The policyholder's insurance policy's increase in cash value will not incur a current income tax liability. Generally, dividends are considered as “return of premium” and are therefore not taxable. Nevertheless, if the dividends and cash value are withdrawn, the excess over and above premiums paid may be liable to tax.

In most cases, the life insurance death proceeds belonging to the beneficiary are not subject to any income taxation. The proceeds may however be counted in with the insured party's estate as a federal estate tax, should the insured party have ownership in the policy upon death.

Federal gift taxes and state inheritance taxes can also apply to the proceeds of life insurance in certain situations. You should meet with your tax advisor if you have any questions regarding estate, possible income, as well as gift taxes which are connected to life insurance that you currently own or are intent on purchasing.

Filing a death claim – what information is required?

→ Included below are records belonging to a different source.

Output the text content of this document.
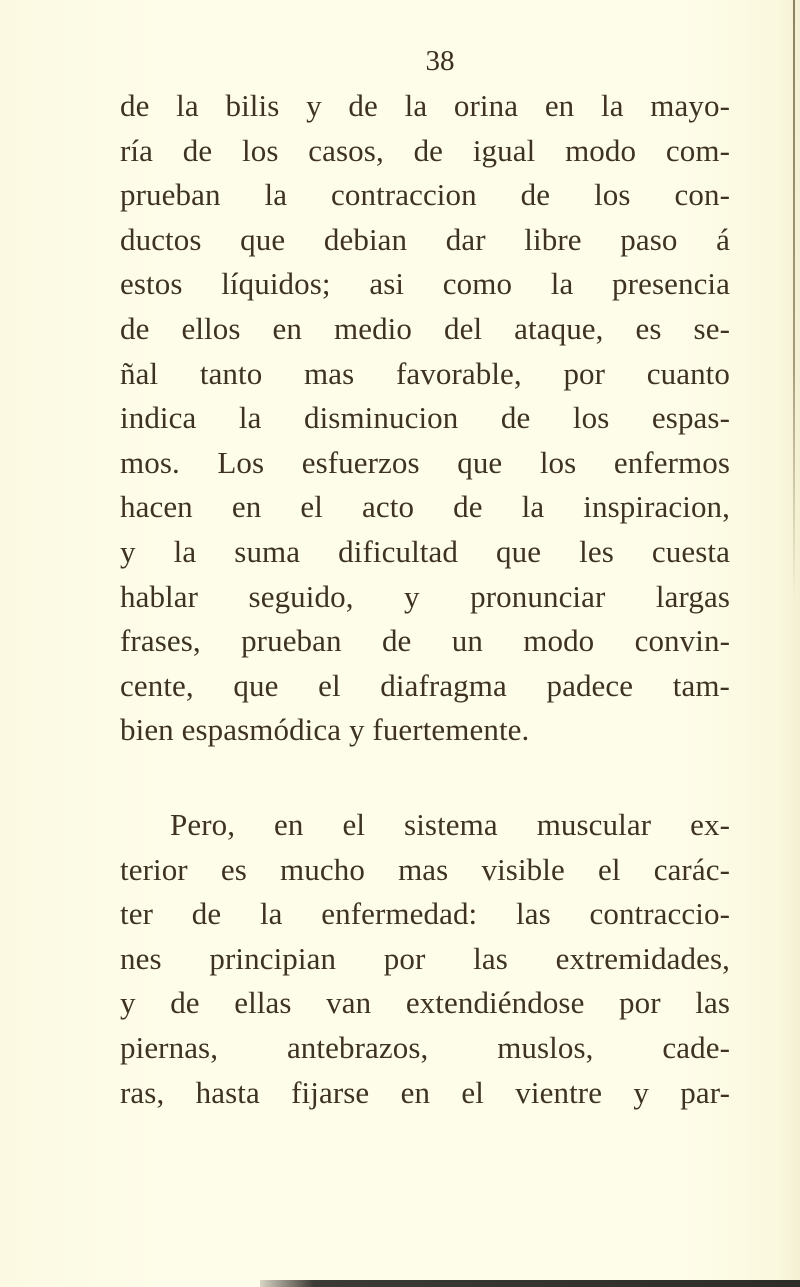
38
de la bilis y de la orina en la mayo-
ría de los casos, de igual modo com-
prueban la contraccion de los con-
ductos que debian dar libre paso á
estos líquidos; asi como la presencia
de ellos en medio del ataque, es se-
ñal tanto mas favorable, por cuanto
indica la disminucion de los espas-
mos. Los esfuerzos que los enfermos
hacen en el acto de la inspiracion,
y la suma dificultad que les cuesta
hablar seguido, y pronunciar largas
frases, prueban de un modo convin-
cente, que el diafragma padece tam-
bien espasmódica y fuertemente.
Pero, en el sistema muscular ex-
terior es mucho mas visible el carác-
ter de la enfermedad: las contraccio-
nes principian por las extremidades,
y de ellas van extendiéndose por las
piernas, antebrazos, muslos, cade-
ras, hasta fijarse en el vientre y par-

A death claim can be filed in one of two ways by either a beneficiary or a beneficiary's representative. They can call 800-234-5433 and speak with the life claims department, or file the claim online.

How to file a death claim?

In order to file a death claim, you require the insurance policy, as well as information regarding the cause and manner of death, and also a certified copy of the death certificate. Occasionally, medical history information is also required, in addition to medical treatments undergone and doctor's names.

How to choose a dependable life insurance company?

All life insurance companies are regulated within state laws. State insurance departments monitor life insurance operations within their border, the goal being to assure the consumer that the company is well managed and also have enough financial reserves to meet their contractual obligations as and when the need arises.

What are the main differences between life insurance company offers?

Some life insurance companies are vast, offering life insurance as well as casualty (home and auto) insurance. Others focus only upon life insurance and annuities. Some will only offer specific products to seniors, to small businesses, or 'niche' products like variable life. According to LIMRA, there are now approximately 1,600 companies within the U.S. that offer life insurance policies.

Furthermore, life insurance companies tend to distribute products differently. Many companies are involved with a particular regional or national agency system, in which case, the company is authorized to train and retain agents to sell the company's lines. Nevertheless, a growing number of companies prefer to sell their insurance products to the consumer on a 'direct basis'.